For V transforms of size N:

data[element_idx * v * 2 + transform_idx * 2 + 0]  = re of x[element_idx] for transform transform_idx
data[element_idx * v * 2 + transform_idx * 2 + 1]  = im of x[element_idx] for transform transform_idx

§SoA (Struct-of-Arrays) — inner SIMD function signature

For V transforms of size N (only used internally by SIMD paths):

re_in[element_idx * v + transform_idx] = real  part of x[element_idx] for transform transform_idx
im_in[element_idx * v + transform_idx] = imag  part of x[element_idx] for transform transform_idx

The SIMD functions operate natively in SoA. The outer AoS function optionally calls the inner SoA function (when ISA + precision match a SIMD path), otherwise falls back to the sequential scalar loop.
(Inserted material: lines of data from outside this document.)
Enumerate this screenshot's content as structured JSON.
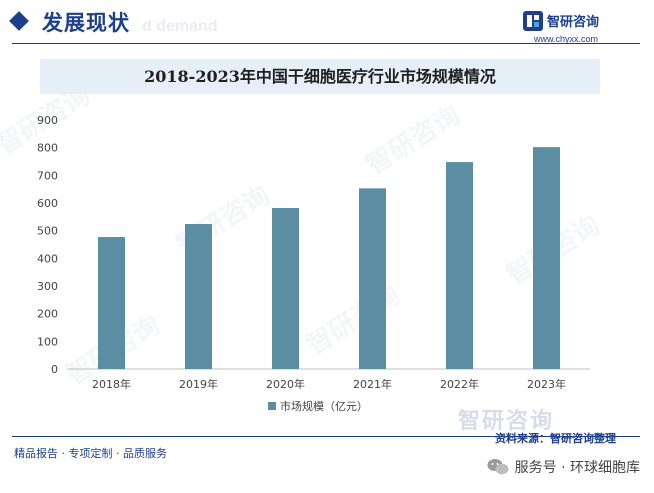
{
  "header": {
    "title": "发展现状",
    "ghost_text": "d demand"
  },
  "brand": {
    "name": "智研咨询",
    "url": "www.chyxx.com"
  },
  "chart_data": {
    "type": "bar",
    "title": "2018-2023年中国干细胞医疗行业市场规模情况",
    "categories": [
      "2018年",
      "2019年",
      "2020年",
      "2021年",
      "2022年",
      "2023年"
    ],
    "series": [
      {
        "name": "市场规模（亿元）",
        "values": [
          477,
          524,
          582,
          653,
          748,
          802
        ]
      }
    ],
    "ylim": [
      0,
      900
    ],
    "yticks": [
      0,
      100,
      200,
      300,
      400,
      500,
      600,
      700,
      800,
      900
    ],
    "legend": "bottom",
    "grid": false,
    "colors": {
      "bar": "#5b8ea3"
    }
  },
  "watermark": {
    "text": "智研咨询"
  },
  "footer": {
    "left_text": "精品报告 · 专项定制 · 品质服务",
    "source": "资料来源：智研咨询整理",
    "wechat": "服务号 · 环球细胞库"
  }
}
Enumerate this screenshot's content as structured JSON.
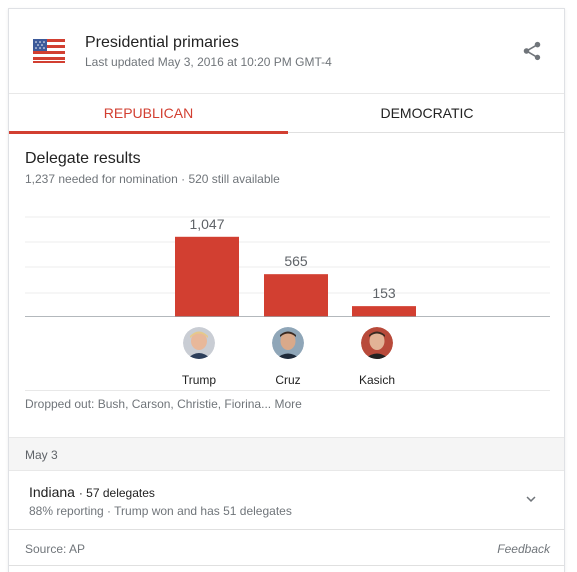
{
  "header": {
    "title": "Presidential primaries",
    "subtitle": "Last updated May 3, 2016 at 10:20 PM GMT-4",
    "flag_icon": "us-flag-icon",
    "share_icon": "share-icon"
  },
  "tabs": [
    {
      "label": "REPUBLICAN",
      "active": true
    },
    {
      "label": "DEMOCRATIC",
      "active": false
    }
  ],
  "results": {
    "title": "Delegate results",
    "subtitle": "1,237 needed for nomination · 520 still available"
  },
  "colors": {
    "accent": "#d23f31",
    "bar": "#d23f31",
    "muted_text": "#70757a"
  },
  "chart_data": {
    "type": "bar",
    "categories": [
      "Trump",
      "Cruz",
      "Kasich"
    ],
    "values": [
      1047,
      565,
      153
    ],
    "value_labels": [
      "1,047",
      "565",
      "153"
    ],
    "title": "",
    "xlabel": "",
    "ylabel": "",
    "ylim": [
      0,
      1237
    ],
    "grid": true
  },
  "candidates": [
    {
      "name": "Trump",
      "avatar_icon": "trump-avatar-icon"
    },
    {
      "name": "Cruz",
      "avatar_icon": "cruz-avatar-icon"
    },
    {
      "name": "Kasich",
      "avatar_icon": "kasich-avatar-icon"
    }
  ],
  "dropped": {
    "text": "Dropped out: Bush, Carson, Christie, Fiorina...",
    "more_label": "More"
  },
  "date_section": {
    "label": "May 3"
  },
  "state": {
    "name": "Indiana",
    "delegates": "· 57 delegates",
    "detail": "88% reporting · Trump won and has 51 delegates",
    "chevron_icon": "chevron-down-icon"
  },
  "footer": {
    "source": "Source: AP",
    "feedback": "Feedback"
  }
}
§Generated function signatures

Outer (AoS, called by users):

pub unsafe fn notw_4_v8_avx2_f32(
    input: *const f32, output: *mut f32,
    istride: usize, ostride: usize, count: usize,
)

Inner SoA SIMD helpers (emitted alongside, for direct use or testing):

pub unsafe fn notw_4_v8_avx2_f32_soa(
    re_in: *const f32, im_in: *const f32,
    re_out: *mut f32, im_out: *mut f32,
)

Structs§

MultiTransformConfig
Configuration for a vectorized multi-transform codelet.

Enums§

Precision
Floating-point precision for a multi-transform codelet.
SimdIsa
Target ISA for a multi-transform codelet.

Functions§

generate_from_macro
Entry point for the gen_multi_transform_codelet! proc-macro.
generate_multi_transform
Generate a multi-transform codelet TokenStream.